Como eu ia dizendo, o “Financial Times” — que entende tanto de samba quanto eu de corrida de cachorros greyhound — vaticinou que o carnaval não será bom porque os brasileiros não estão em clima de festa. A historiadora Rosa Maria Araújo, que é do ramo, rebate com veemência o vetusto jornal inglês:
— A crise econômica é grave, mas nunca afetaria a alegria da festa, principalmente no coração do Brasil: o Rio. Carnaval é brincadeira. É o momento de esquecer a dureza do dia a dia e cair na folia. O camelô vira marajá, a faxineira vira princesa.
O coleguinha Marcelo de Mello, autor do livro “O enredo do meu samba”, faz suas as palavras de Rosa. Para ele, é uma bobagem considerar a animação dos foliões diretamente proporcional à situação política e econômica do país.
— Pelo contrário, a crise pode até servir de combustível, porque faz parte da mística do carnaval a superação da tristeza.
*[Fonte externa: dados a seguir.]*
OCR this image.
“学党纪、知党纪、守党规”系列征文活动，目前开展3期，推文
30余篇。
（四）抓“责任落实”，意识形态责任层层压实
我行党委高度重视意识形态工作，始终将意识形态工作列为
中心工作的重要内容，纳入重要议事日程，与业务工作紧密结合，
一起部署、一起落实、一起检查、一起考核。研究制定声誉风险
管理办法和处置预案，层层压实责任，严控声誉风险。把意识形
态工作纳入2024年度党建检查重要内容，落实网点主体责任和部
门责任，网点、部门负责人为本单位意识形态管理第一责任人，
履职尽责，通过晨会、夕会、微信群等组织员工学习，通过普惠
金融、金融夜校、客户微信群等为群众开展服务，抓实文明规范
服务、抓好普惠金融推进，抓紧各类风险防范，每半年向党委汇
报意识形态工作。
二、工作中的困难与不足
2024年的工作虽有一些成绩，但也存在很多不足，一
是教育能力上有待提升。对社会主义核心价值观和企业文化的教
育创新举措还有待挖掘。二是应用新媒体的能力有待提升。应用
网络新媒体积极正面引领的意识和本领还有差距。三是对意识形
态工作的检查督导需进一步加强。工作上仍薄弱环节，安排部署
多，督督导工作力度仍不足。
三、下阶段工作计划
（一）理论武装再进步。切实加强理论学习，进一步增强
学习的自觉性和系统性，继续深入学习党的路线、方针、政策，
Mello lembra que, em 1984, fim do regime militar, a Mangueira foi à Praça da Apoteose e voltou, sendo campeã num desfile arrebatador; e que, em 1985, a Caprichosos ironizou a frustração pela rejeição da emenda das diretas no sambão “E por falar em saudade”, que dizia assim: “Diretamente, o povo escolhia o presidente...”
Isso sem falar em dois grandes sambas do Império Serrano cantados em momentos críticos: o primeiro é “Aquarela brasileira”, de Silas de Oliveira, em 1964, em plena agitação que resultou no golpe militar, dois meses depois do carnaval; e “Bum-bum paticumbum prugurundum”, de Aluisio Machado e Beto Sem Braço, em 1982, quando a equipe econômica vivia indo ao FMI de pires na mão. É aquele que diz “Vem meu amor, vem meu amor/Manda a tristeza embora/É carnaval, é folia/Nesse dia ninguém chora...”
Rosa argumenta que a criatividade supera a escassez de recursos para o visual:
— Uma festa não é boa pelo visual, pela comida. Se tem pipoca, cachorro-quente e cerveja, o povo se diverte.
Ela lembra que, nestas três semanas que faltam para o carnaval, centenas de blocos estão empolgadíssimos. Há muitas disputas de sambas (mais marchinhas do que sambas), com obras deliciosas. Há o Simpatia, o Bloco de Segunda, o Tá Pirando, Pirado, Pirou! e tantos outros.
— No desfile principal das escolas, temos os melhores sambas-enredos dos últimos tempos — Ou seja: os barracões estão a mil por hora e as quadras fervilham, argumenta ela.
Em 1912 , uma semana antes do carnaval, o país foi tomado por uma comoção por causa da morte do Barão do Rio Branco. O governo resolveu adiar o carnaval para abril. Como diria o “Financial Times”, não havia clima para festa. Resultado: o povo comemorou o carnaval em dose dupla. No dia previsto anteriormente e no dia oficial.
Aliás, atribui-se ao Barão a frase “Existem no Brasil apenas duas coisas realmente organizadas: a desordem e o carnaval”. Mas isto é outra história.